# Muddy Water Popper Dropper



## flyfishingmike (Nov 26, 2010)

The much needed and greatly appreciated recent rains have muddied our local streams and rivers. Monday, the fish were having a hard time seeing topwater poppers, so it seemed reasonable to give them a second target to munch on . . . . a tiny dropper fly. 

Tied on about 12 to 18 inches below the popper, the dropper fly sinks and settles down just as the fish are investigating the initial plop of the popper. Many times, the dropper gets snatched, sometimes the popper gets popped, and once in a while you get a "twofer".

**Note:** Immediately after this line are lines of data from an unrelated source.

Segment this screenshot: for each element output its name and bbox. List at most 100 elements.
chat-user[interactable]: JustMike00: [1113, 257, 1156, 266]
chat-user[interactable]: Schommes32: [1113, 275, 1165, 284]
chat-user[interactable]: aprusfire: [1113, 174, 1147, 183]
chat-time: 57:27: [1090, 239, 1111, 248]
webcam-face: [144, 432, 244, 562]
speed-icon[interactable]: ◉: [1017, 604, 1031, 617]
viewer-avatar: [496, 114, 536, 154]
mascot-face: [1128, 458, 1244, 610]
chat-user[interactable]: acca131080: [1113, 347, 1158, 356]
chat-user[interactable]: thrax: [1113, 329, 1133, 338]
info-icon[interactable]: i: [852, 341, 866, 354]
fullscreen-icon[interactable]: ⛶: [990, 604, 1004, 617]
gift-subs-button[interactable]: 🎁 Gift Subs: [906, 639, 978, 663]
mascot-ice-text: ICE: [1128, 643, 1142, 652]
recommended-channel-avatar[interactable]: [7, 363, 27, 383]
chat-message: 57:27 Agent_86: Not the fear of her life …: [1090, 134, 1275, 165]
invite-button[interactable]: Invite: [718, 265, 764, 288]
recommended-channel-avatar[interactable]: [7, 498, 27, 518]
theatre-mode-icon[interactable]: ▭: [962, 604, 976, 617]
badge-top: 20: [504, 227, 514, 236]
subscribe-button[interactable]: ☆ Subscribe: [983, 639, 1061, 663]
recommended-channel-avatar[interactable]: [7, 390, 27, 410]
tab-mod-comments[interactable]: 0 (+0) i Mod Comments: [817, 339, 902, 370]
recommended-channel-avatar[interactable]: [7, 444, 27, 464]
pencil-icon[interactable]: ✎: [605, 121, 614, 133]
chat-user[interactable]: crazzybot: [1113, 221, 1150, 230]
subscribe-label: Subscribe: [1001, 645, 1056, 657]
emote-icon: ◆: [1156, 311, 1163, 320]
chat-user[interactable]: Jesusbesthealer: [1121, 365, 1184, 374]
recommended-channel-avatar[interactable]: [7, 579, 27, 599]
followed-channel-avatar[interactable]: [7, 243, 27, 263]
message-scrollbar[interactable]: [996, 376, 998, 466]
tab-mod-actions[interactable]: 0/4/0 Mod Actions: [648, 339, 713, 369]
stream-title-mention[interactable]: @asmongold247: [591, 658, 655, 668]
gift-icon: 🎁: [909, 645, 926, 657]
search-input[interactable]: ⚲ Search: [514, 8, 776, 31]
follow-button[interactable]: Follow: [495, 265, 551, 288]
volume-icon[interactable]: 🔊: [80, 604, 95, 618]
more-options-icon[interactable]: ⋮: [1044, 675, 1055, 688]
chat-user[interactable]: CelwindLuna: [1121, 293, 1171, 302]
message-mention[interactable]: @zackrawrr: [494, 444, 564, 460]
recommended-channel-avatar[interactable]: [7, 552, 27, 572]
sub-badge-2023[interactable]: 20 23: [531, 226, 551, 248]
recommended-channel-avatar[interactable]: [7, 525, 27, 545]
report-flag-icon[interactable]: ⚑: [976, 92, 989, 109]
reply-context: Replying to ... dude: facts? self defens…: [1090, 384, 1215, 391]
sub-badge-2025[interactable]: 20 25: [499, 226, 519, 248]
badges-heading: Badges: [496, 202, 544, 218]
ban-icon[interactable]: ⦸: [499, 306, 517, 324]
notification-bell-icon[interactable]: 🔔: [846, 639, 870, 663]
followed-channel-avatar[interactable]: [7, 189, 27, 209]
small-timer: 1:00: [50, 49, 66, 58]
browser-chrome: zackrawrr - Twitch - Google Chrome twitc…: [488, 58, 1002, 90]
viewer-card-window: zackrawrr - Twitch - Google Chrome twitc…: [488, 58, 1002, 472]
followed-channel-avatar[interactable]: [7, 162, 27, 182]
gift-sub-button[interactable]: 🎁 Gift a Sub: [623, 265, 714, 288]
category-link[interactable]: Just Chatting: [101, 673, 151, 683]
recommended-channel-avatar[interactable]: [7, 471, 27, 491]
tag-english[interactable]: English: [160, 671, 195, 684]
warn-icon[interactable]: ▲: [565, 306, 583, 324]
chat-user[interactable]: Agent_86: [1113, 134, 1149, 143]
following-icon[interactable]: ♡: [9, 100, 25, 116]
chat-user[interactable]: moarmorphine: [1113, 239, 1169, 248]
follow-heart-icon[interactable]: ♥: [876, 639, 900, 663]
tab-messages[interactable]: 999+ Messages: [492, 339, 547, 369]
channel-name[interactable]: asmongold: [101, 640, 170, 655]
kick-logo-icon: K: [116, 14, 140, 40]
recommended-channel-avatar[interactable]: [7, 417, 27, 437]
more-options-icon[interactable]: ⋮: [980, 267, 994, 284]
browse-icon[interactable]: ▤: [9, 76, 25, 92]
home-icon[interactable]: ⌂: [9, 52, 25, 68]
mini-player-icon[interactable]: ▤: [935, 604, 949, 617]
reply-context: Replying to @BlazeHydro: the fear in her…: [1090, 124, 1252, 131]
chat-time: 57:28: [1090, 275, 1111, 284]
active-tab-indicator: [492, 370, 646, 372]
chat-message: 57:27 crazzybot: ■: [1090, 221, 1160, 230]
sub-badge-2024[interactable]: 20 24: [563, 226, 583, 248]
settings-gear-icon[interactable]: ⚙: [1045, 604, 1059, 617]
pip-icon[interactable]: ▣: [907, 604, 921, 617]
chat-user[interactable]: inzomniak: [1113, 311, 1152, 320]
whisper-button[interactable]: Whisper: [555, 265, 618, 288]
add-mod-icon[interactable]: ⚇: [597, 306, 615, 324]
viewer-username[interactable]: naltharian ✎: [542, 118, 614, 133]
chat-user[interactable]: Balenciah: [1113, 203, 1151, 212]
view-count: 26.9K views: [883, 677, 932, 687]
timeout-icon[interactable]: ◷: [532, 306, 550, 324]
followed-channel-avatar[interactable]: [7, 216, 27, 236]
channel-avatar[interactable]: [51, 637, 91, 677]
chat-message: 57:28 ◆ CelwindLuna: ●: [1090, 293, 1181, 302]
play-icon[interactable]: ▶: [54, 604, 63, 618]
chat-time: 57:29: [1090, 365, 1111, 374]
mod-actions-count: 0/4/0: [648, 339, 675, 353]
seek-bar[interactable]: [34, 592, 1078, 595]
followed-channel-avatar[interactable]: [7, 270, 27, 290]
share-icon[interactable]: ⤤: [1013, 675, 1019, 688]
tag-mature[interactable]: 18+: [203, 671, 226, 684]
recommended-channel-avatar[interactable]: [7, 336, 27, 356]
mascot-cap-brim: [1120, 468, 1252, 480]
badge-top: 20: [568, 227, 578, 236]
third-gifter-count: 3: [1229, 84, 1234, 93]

Yesterday, the popper dropper was launched into action in New Braunfels, floating the popper along the color line separating the muddy water from the clear. Many fish approached and swirled on the popper, then backed off and bit the dropper. Some hit the popper, and occasionally two at a time fell victim to the tandem tempters.

Let's go fishing.


----------



## robdog (May 10, 2006)

Awesome Mike. How do you have the dropper tied on, if you don't mind me asking?


----------



## flyfishingmike (Nov 26, 2010)

Tie an improved clinch knot directly to the shank of the popper hook. It does not seem to interfere with the hook ups on the popper and is quick and easy to tie.


----------